Warmest Color needs a cold shower
Lesbian drama runs too long, focuses too much on the physical
Oh. Oh. Oh … Don’t get excited. Those were not expressions of Sapphic excitement on my part, but of bewilderment, tinged with equal parts embarrassment and pure camp glee at the breathless inanity of it all.
It’s not that Blue is the Warmest Color, the Cannes-lauded drama that netted the Palme d’Or for director Abdellatif Kechiche and best actress laurels for stars Léa Seydoux and Adèle Exarchopoulos, doesn’t have moments where it’s smart and sexy. And it’s not like we don’t need more people solving their problems at the end of smoking cigarettes instead of smoking pistols, it’s just that Kechiche’s creation feels like soft porn fantasy wrapped in art film cellophane.
“What’s the difference between any European art film and soft porn?” you ask (especially if you’ve seen anything by Bernardo Bertolucci). It’s not an easy answer, but this self-conscious and awkwardly paced piece offers an excellent case study of what separates the two.
His most indecent act is the running time itself. The film clocks in at a truly obscene 179 minutes, and Kechiche forces us to sit in our seats for three hours as he plays out the drama between Adèle (Exarchopoulos) and Emma (Seydoux) — two star-crossed lovers who turn a glance into a relationship.
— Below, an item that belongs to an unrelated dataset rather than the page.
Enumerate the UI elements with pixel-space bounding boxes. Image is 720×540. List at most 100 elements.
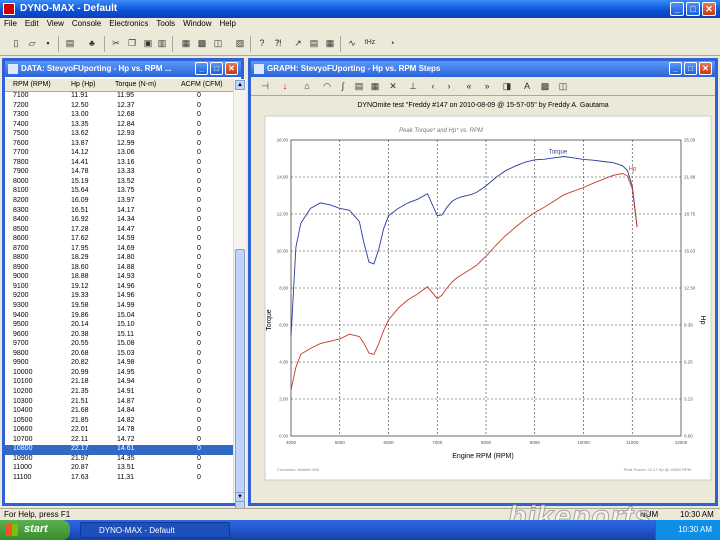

Women are good at doing that sort of thing. We’re also good at a lot of other things, but Kechiche wants to focus on a few particular skills in the female tool box.
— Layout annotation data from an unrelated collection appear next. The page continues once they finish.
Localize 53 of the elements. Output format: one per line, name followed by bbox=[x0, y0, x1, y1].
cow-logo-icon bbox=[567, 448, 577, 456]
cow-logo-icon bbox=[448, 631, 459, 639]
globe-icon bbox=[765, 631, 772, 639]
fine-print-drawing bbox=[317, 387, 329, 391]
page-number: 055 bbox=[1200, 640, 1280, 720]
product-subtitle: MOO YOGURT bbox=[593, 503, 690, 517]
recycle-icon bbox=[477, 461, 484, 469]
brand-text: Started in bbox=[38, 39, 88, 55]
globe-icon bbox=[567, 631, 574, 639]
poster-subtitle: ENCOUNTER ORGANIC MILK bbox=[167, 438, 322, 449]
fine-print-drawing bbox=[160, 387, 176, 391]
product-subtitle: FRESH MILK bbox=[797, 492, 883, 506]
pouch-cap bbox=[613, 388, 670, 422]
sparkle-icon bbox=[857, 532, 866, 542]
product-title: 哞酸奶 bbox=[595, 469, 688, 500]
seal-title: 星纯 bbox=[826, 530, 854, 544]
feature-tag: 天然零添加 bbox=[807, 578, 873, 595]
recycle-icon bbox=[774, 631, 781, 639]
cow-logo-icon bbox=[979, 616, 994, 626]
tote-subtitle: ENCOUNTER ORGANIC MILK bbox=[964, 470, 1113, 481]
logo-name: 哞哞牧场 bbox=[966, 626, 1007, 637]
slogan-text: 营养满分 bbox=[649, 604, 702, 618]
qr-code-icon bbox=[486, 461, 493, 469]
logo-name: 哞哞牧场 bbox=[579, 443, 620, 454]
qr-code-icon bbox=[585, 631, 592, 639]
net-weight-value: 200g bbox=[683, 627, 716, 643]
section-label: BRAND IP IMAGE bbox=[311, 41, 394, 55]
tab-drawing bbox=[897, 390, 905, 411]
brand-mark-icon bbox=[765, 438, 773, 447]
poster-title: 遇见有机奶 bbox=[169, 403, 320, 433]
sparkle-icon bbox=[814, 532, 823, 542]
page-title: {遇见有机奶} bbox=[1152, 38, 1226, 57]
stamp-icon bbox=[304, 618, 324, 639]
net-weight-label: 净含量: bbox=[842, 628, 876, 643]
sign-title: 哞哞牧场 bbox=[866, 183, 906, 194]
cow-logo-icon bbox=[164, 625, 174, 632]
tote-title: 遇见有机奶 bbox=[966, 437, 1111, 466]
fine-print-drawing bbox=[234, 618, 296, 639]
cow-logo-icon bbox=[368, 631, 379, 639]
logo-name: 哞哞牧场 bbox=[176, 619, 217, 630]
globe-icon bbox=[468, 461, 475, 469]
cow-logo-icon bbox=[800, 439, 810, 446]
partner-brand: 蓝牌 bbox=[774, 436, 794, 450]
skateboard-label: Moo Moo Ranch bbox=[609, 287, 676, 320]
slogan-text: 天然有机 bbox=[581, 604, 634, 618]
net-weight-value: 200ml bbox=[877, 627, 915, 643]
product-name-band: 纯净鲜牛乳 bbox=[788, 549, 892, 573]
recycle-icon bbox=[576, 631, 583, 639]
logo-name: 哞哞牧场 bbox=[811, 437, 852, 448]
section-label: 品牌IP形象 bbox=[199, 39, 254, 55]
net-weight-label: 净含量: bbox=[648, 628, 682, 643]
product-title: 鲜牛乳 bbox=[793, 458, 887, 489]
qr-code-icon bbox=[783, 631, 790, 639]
His favourite tool is sex. His second favourite is drama.
It’s his predilection for the former and his ambitions for the latter that no doubt explains the unfathomably long running-time: Blue is the Warmest Color offers one of the longest “love scenes” seen in recent memory, and if it ran the normal span, the sexual content alone would count for one-third of the film.
As it is, the 30-or-so minutes we spend in bed with Adèle and Emma seem relatively conventional, given it’s a three-hour romance, but Kechiche doesn’t shoot his heroines with any tremble of true love — and therein lies the throbbing problem with this movie. There’s a penis waving at us from behind the fourth wall: Kechiche’s camera probes every centimetre of Exarchopoulos’s orifices in close-up. We move from mouth to nether regions in a steady rhythm. We become the peeper as well as the passive playmate.
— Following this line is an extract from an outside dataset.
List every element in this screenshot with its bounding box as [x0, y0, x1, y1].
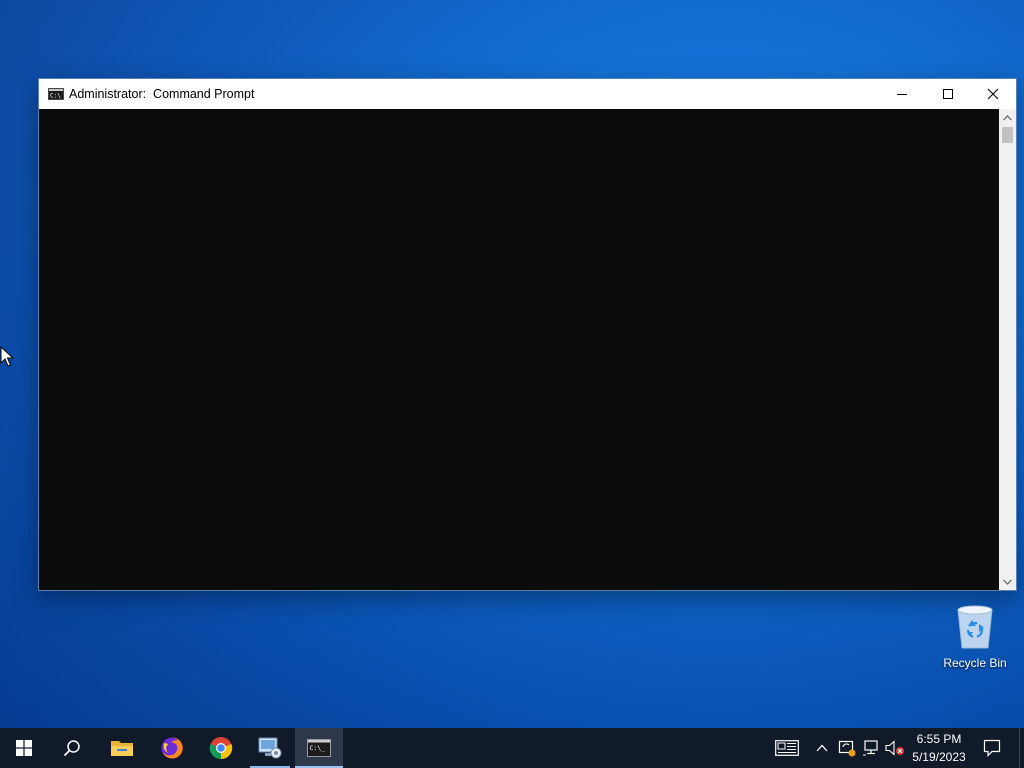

For many viewers, including many of the male critics who melted into their chairs with appreciation at Cannes, this visual feast of female sexuality will probably prove rather entrancing. There’s no question Seydoux and Exarchopoulos are attractive young women, and there’s no question they’re completely naked in a way few actors are ever shown on-camera.
Their fearlessness allows the performances to transcend the schlockey text, and raise Blue is the Warmest Color to a level of competent soap opera with sexy bits and two well-crafted emotional arcs at the core.
But for all the hard work from the gals who get their thespian lesbian mojo in gear, Kechiche’s direction feels limp and frustrating as he looks for the defining moments in a hot tub full of distractions and endless shots of Exarchopoulos’s lips.
The director’s wandering eye destroys any genuine sense of romance because it’s filtered by lust, and a sense of romantic dislocation. We’re not looking at Adele through Emma’s eyes, making the hunger on the other side of the camera feel exploitative in its graphic insistence on showing us everything.
Sexuality generally described as “female” doesn’t get its yonic yayas out through visual stimuli. Women are turned on by the tingle of taboo, a yearning for the forbidden, and steamy thoughts of hot, passionate lovemaking with the object of their desire.
Kechiche would have been better off making a much shorter movie that explored the emotional dimensions of love with as much depth as the physical ones, but he fails to get inside the head of either character.